Exploring Sparsity and Smoothness of Arbitrary p Norms in Adversarial Attacks

Abstract

Adversarial attacks against deep neural networks are commonly constructed under p norm constraints, most often using p=1, p=2 or p=∞, and potentially regularized for specific demands such as sparsity or smoothness. These choices are typically made without a systematic investigation of how the norm parameter \( p \) influences the structural and perceptual properties of adversarial perturbations. In this work, we study how the choice of \( p \) affects sparsity and smoothness of adversarial attacks generated under \( p \) norm constraints for values of p ∈ [1,2]. To enable a quantitative analysis, we adopt two established sparsity measures from the literature and introduce three smoothness measures.

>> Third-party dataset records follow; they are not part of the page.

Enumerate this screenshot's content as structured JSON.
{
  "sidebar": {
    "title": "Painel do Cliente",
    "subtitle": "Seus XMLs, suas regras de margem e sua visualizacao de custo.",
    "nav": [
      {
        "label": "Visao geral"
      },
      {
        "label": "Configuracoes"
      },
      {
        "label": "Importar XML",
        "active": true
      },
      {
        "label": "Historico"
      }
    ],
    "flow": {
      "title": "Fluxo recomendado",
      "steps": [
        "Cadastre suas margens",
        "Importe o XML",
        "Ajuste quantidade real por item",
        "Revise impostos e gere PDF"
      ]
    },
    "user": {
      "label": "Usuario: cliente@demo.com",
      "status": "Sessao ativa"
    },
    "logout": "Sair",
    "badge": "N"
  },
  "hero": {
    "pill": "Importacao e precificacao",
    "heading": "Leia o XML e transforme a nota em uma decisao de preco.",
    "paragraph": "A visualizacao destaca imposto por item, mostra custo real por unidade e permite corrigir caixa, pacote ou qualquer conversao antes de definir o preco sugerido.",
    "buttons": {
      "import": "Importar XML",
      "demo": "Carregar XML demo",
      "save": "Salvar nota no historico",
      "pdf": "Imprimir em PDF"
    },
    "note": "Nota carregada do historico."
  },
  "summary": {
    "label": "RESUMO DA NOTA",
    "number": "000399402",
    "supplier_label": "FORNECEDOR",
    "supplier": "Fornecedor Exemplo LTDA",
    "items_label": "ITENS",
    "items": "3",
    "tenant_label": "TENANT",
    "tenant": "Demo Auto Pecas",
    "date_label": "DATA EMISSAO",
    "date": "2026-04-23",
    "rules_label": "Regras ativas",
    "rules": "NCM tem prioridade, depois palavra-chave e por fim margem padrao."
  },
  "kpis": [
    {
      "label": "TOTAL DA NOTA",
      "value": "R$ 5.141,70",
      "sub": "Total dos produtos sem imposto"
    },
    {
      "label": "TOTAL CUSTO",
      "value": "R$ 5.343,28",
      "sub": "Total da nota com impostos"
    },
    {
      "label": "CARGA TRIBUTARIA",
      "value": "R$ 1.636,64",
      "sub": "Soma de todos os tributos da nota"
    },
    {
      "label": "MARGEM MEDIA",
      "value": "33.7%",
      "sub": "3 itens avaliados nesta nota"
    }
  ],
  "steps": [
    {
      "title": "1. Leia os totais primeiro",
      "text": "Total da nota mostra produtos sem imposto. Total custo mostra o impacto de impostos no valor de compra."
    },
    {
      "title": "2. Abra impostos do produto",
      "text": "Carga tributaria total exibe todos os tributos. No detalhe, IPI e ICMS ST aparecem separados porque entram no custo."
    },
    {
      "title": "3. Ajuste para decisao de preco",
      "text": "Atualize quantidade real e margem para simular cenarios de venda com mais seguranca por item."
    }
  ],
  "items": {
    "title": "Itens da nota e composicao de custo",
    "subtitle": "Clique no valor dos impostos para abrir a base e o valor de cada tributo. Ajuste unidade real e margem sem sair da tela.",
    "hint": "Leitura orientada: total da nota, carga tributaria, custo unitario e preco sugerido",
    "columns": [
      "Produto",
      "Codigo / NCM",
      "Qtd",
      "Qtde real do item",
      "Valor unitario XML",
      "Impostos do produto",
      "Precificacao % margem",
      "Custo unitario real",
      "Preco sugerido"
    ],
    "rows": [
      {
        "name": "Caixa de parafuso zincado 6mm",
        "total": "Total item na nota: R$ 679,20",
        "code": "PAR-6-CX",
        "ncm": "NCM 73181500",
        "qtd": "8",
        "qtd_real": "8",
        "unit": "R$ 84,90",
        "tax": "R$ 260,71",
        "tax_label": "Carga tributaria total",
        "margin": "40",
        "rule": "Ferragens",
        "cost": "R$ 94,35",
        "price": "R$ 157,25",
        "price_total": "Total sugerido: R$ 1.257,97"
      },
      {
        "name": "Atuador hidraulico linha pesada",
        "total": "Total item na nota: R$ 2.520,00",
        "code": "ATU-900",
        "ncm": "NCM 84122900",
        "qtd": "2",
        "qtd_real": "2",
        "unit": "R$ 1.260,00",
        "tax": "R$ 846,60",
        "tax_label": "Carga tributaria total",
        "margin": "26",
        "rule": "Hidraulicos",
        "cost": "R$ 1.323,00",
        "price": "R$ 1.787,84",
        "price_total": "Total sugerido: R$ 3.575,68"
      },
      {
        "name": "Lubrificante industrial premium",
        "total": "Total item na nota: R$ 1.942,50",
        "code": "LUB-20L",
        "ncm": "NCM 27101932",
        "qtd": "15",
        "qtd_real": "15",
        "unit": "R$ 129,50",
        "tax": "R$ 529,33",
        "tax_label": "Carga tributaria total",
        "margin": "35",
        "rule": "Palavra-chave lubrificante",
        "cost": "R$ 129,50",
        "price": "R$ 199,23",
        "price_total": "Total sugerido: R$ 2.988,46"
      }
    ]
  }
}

In particular, we propose a general framework for deriving smoothness measures based on smoothing operations and additionally introduce a smoothness measure based on first-order Taylor approximations. Using these measures, we conduct a comprehensive empirical evaluation across multiple real-world image datasets and a diverse set of model architectures, including both convolutional and transformer-based networks. We show that the choice of 1 or 2 is suboptimal in most cases and the optimal p value is dependent on the specific task. In our experiments, using p norms with p∈ [1.3, 1.5] yields the best trade-off between sparse and smooth attacks. These findings highlight the importance of principled norm selection when designing and evaluating adversarial attacks.